DENVER — A former National Security Agency employee from Colorado accused of trying to sell classified information to Russia will remain behind bars while he is prosecuted, a magistrate judge ruled Tuesday.
Jareh Sebastian Dalke, 30, is facing a possible life sentence for allegedly giving the information to an undercover FBI agent whom prosecutors say he believed was a person working for the Russian Federation. He pleaded not guilty through his lawyer during a hearing in Denver federal court before a hearing to determine if he should be released from jail.
Dalke was arrested Sept. 28 after authorities say he arrived at Denver’s downtown train station with a laptop and used a secure connection set up by investigators to transfer some classified documents.

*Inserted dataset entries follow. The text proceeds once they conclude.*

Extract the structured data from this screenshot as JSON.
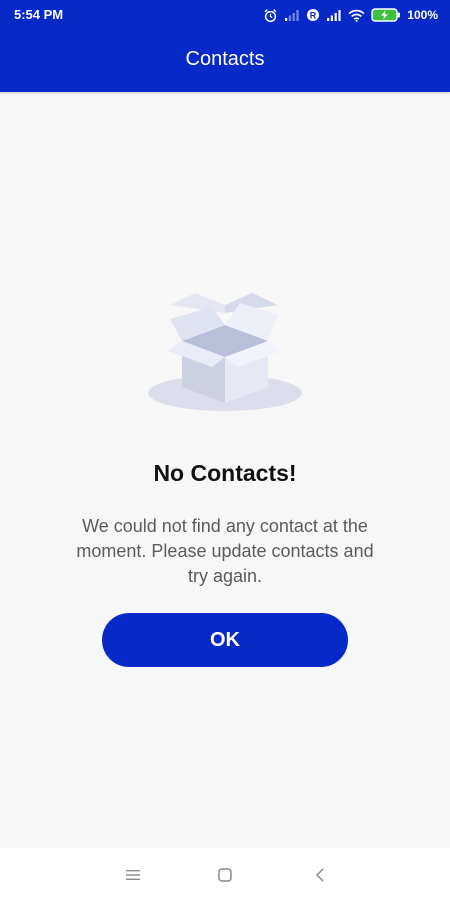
{
  "status_bar": {
    "time": "5:54 PM",
    "battery": "100%"
  },
  "app_bar": {
    "title": "Contacts"
  },
  "empty_state": {
    "title": "No Contacts!",
    "message": "We could not find any contact at the moment. Please update contacts and try again.",
    "button_label": "OK",
    "illustration": "empty-box-icon"
  },
  "nav_bar": {
    "icons": [
      "menu-icon",
      "home-icon",
      "back-icon"
    ]
  },
  "colors": {
    "primary": "#0629c8",
    "background": "#f7f7f8",
    "title_text": "#111111",
    "body_text": "#5b5b5b"
  }
}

Magistrate Judge S. Kato Crews said Tuesday the stiff penalty Dalke could face makes him a flight risk along with the sympathies he has allegedly expressed for Russia. Crews also said he was not sure that Dalke, who is accused of sharing the documents after promising not to disclose information he obtained while working at the NSA, would honor any conditions he could impose that would allow Dalke to live with his wife and grandmother in Colorado Springs while the case proceeds. He was also concerned about authentic-looking but counterfeit badges for government agencies, including the NSA, allegedly found during a search of Dalke’s home.
Dalke’s lawyers had proposed that his wife, who was in court for the hearing, could supervise the Army veteran and report any violations of his bond. However, Crews was concerned whether she would be able to do that, describing Dalke as her “caretaker.”

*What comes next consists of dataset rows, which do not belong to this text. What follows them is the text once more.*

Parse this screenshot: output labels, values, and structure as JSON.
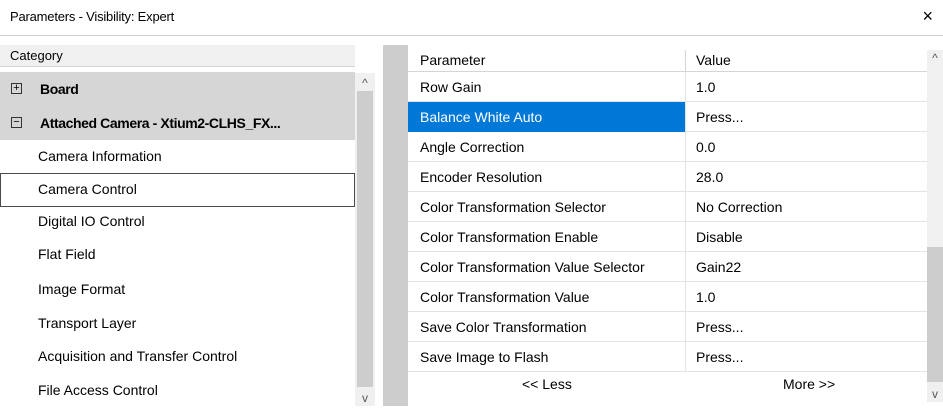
{
  "window": {
    "title": "Parameters - Visibility: Expert",
    "close_glyph": "×"
  },
  "category": {
    "header": "Category",
    "groups": [
      {
        "label": "Board",
        "expander": "+"
      },
      {
        "label": "Attached Camera - Xtium2-CLHS_FX...",
        "expander": "−"
      }
    ],
    "items": [
      "Camera Information",
      "Camera Control",
      "Digital IO Control",
      "Flat Field",
      "Image Format",
      "Transport Layer",
      "Acquisition and Transfer Control",
      "File Access Control"
    ],
    "selected_item": "Camera Control"
  },
  "parameters": {
    "columns": {
      "name": "Parameter",
      "value": "Value"
    },
    "rows": [
      {
        "name": "Row Gain",
        "value": "1.0"
      },
      {
        "name": "Balance White Auto",
        "value": "Press..."
      },
      {
        "name": "Angle Correction",
        "value": "0.0"
      },
      {
        "name": "Encoder Resolution",
        "value": "28.0"
      },
      {
        "name": "Color Transformation Selector",
        "value": "No Correction"
      },
      {
        "name": "Color Transformation Enable",
        "value": "Disable"
      },
      {
        "name": "Color Transformation Value Selector",
        "value": "Gain22"
      },
      {
        "name": "Color Transformation Value",
        "value": "1.0"
      },
      {
        "name": "Save Color Transformation",
        "value": "Press..."
      },
      {
        "name": "Save Image to Flash",
        "value": "Press..."
      }
    ],
    "selected_row": "Balance White Auto",
    "less_label": "<< Less",
    "more_label": "More >>"
  },
  "scroll": {
    "up_glyph": "^",
    "down_glyph": "v"
  },
  "colors": {
    "selection": "#0078d7",
    "group_bg": "#d6d6d6",
    "splitter": "#cdcdcd"
  },
  "icons": {
    "close": "close-icon",
    "expand": "plus-box-icon",
    "collapse": "minus-box-icon",
    "up": "chevron-up-icon",
    "down": "chevron-down-icon"
  }
}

One of Dalke’s federal public defenders, David Kraut, said Dalke supported the household with Veterans Administration benefits and had been “supportive” of his wife in difficulties in her life. He said Dalke would not want to put her at risk by not complying with bond conditions. However, Assistant U.S. Attorney Julia K. Martinez said he already had by taking her with him when he went to scout out a public location to transmit the documents.
Public defender, Kraut, downplayed Dalke’s access to classified information since he only worked at the NSA for less than a month this summer.
Shortly after he left the agency, citing a family illness, and signed the non-disclosure agreement, he allegedly began talking with the undercover agent using encrypted email.
Martinez argued that the government does not know whether Dalke obtained more information from the NSA that is stored somewhere else or possibly memorized. She said he has the motivation to sell more secrets if he were to be released.
“He knows how to make money. Sell secrets to Russia,” said Martinez, who alleged Dalke took the job at the NSA with the intent of selling secrets.
The information Dalke is accused of providing includes a threat assessment of the military offensive capabilities of a foreign country which is not named. It also includes a description of sensitive U.S. defense capabilities, a portion of which relates to that same foreign country, according to his indictment.
The Army veteran allegedly told the undercover agent that he had $237,000 in debts and that he had decided to work with Russia because his heritage “ties back to your country.”
Before Dalke transfered the classified documents, he first sent a thank you letter, which opened and closed in Russian, in which he said he looked “forward to our friendship and shared benefit,” according to court filings.
Dalke worked for the NSA, the U.S. intelligence agency that collects and analyzes signals from foreign and domestic sources for the purpose of intelligence and counterintelligence, as an information systems security designer. After he left and allegedly provided documents with the undercover agent, prosecutors say he re-applied to work there.